Émile hésitait encore. M. Cardonnet, incapable de supporter l’ombre de la résistance, le poussa brusquement de devant la porte et alla, en sa qualité de premier magistrat du lieu, donner ordre au garde champêtre d’arrêter Jean Jappeloup, natif de Gargilesse, charpentier de profession, et actuellement sans domicile avoué.

Cette mission répugnait beaucoup au fonctionnaire rustique, et M. Cardonnet lut son hésitation sur sa figure. « Caillaud, dit l’industriel d’un ton absolu, ta destitution avant huit jours, ou vingt francs de récompense ! — Suffit, monsieur », répondit Caillaud.
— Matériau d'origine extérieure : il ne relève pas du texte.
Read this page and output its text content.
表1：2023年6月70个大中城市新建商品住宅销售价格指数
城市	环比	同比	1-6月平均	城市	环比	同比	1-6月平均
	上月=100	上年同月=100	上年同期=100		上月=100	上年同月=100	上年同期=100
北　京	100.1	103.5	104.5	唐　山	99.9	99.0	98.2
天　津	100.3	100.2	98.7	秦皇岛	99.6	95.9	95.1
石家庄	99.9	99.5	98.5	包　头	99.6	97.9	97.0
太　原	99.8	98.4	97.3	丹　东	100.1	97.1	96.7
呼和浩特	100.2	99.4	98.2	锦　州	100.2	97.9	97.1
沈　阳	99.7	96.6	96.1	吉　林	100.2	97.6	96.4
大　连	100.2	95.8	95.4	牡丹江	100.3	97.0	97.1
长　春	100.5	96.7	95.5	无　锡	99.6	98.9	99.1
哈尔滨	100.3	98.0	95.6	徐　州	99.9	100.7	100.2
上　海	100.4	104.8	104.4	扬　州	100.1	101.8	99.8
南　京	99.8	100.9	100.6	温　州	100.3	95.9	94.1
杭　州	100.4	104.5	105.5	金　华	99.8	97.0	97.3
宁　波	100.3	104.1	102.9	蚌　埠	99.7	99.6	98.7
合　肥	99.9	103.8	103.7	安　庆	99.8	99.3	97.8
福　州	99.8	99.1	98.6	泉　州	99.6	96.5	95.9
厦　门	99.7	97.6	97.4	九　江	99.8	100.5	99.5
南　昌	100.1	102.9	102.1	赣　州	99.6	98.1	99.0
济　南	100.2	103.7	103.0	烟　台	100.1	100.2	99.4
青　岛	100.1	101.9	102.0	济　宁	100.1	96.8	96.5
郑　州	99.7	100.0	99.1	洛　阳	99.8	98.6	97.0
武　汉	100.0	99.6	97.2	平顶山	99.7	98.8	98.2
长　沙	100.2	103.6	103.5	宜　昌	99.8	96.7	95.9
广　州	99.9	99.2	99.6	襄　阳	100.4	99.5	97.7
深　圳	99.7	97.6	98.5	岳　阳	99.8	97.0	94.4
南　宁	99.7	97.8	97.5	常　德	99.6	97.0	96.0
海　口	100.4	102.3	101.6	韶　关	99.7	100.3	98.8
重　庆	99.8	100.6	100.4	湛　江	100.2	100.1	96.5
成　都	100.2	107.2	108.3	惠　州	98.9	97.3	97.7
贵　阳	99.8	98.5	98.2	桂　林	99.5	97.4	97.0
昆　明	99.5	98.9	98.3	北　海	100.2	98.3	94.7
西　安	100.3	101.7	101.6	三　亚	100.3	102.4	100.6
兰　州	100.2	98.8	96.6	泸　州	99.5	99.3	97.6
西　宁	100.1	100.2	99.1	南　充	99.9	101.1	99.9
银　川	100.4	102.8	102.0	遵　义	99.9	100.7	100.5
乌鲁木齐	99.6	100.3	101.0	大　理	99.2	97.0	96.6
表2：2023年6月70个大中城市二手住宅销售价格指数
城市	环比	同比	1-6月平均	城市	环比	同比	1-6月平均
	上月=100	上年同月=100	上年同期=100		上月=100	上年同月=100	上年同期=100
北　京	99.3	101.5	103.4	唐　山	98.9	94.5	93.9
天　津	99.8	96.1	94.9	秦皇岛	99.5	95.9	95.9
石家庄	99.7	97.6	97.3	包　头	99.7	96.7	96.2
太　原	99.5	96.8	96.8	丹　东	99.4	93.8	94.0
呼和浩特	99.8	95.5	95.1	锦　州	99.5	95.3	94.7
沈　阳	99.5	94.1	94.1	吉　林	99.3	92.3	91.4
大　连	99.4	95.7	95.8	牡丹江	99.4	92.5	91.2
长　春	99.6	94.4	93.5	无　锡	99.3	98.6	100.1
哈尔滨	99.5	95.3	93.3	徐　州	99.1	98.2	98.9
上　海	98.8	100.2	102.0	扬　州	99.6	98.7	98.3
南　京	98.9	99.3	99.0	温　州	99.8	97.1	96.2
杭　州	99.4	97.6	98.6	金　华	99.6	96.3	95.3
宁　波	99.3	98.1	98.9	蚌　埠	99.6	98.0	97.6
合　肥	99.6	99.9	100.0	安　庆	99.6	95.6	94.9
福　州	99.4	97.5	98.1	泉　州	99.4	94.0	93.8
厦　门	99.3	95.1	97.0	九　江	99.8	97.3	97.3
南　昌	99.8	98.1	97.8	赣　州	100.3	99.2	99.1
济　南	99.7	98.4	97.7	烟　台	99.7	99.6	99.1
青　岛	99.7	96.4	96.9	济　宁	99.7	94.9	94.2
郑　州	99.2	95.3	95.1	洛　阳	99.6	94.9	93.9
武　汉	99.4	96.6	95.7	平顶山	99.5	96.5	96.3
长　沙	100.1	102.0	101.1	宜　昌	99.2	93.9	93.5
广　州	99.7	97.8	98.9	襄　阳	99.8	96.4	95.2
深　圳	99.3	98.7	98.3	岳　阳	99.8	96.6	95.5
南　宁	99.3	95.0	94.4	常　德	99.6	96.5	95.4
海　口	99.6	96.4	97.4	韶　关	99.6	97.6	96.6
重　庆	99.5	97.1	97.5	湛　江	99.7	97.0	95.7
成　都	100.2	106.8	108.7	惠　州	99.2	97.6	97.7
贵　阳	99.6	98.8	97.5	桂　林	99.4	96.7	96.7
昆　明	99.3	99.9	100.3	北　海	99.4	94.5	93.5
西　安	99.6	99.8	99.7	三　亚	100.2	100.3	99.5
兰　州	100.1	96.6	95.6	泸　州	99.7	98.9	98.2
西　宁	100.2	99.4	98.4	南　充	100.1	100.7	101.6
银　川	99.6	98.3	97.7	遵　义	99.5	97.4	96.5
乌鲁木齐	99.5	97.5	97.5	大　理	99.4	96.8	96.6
Et brandissant sa pique, il partit d’un pas dégagé.

Il rejoignit le fugitif à deux portées de fusil du village, ce qui ne fut pas difficile, car ce dernier s’en allait lentement, la tête penchée sur sa poitrine et absorbé dans une méditation douloureuse. « Sans ma mauvaise tête, se disait-il, je serais à présent sur le chemin du repos et du bien-être, au lieu qu’il me faut reprendre le collier de misère, errer comme un loup à travers les ronces et les rochers, être souvent à charge à ce pauvre Antoine, qui est bon, qui m’accueille toujours bien, mais qui est pauvre et qui me donne plus de pain et de vin que je ne peux prendre dans mes lacets de perdrix et de lièvres pour sa table… Et puis, ce qui me fend le cœur, c’est de quitter pour toujours ce pauvre cher village où je suis né, où j’ai passé toute ma vie, où j’ai tous mes amis et où je ne peux plus entrer que comme un chien affamé qui brave un coup de fusil pour avoir un morceau de pain. Ils sont tous bons pour moi, pourtant, les gens d’ici ; et, sans la crainte des gendarmes, ils me donneraient asile ! »

En rêvant ainsi Jean entendit la cloche qui sonnait l’angelus du soir, et des larmes involontaires coulèrent sur ses joues basanées, « Non, pensa-t-il, il n’y a pas à dix lieues à la ronde une seule cloche qui ait une aussi jolie sonnerie que celle de Gargilesse ! » Un merle chanta auprès de lui dans l’aubépine du buisson. « Tu es bien heureux, toi, lui dit-il, parlant tout haut dans sa rêverie, tu peux nicher là, voler dans tous ces jardins que je connais si bien, et te nourrir des fruits de tout le monde, sans qu’on te dresse procès-verbal.

— Procès-verbal, c’est ça, dit une voix derrière lui, je vous arrête au nom de la loi ! »

Et Caillaud lui mit la main au collet.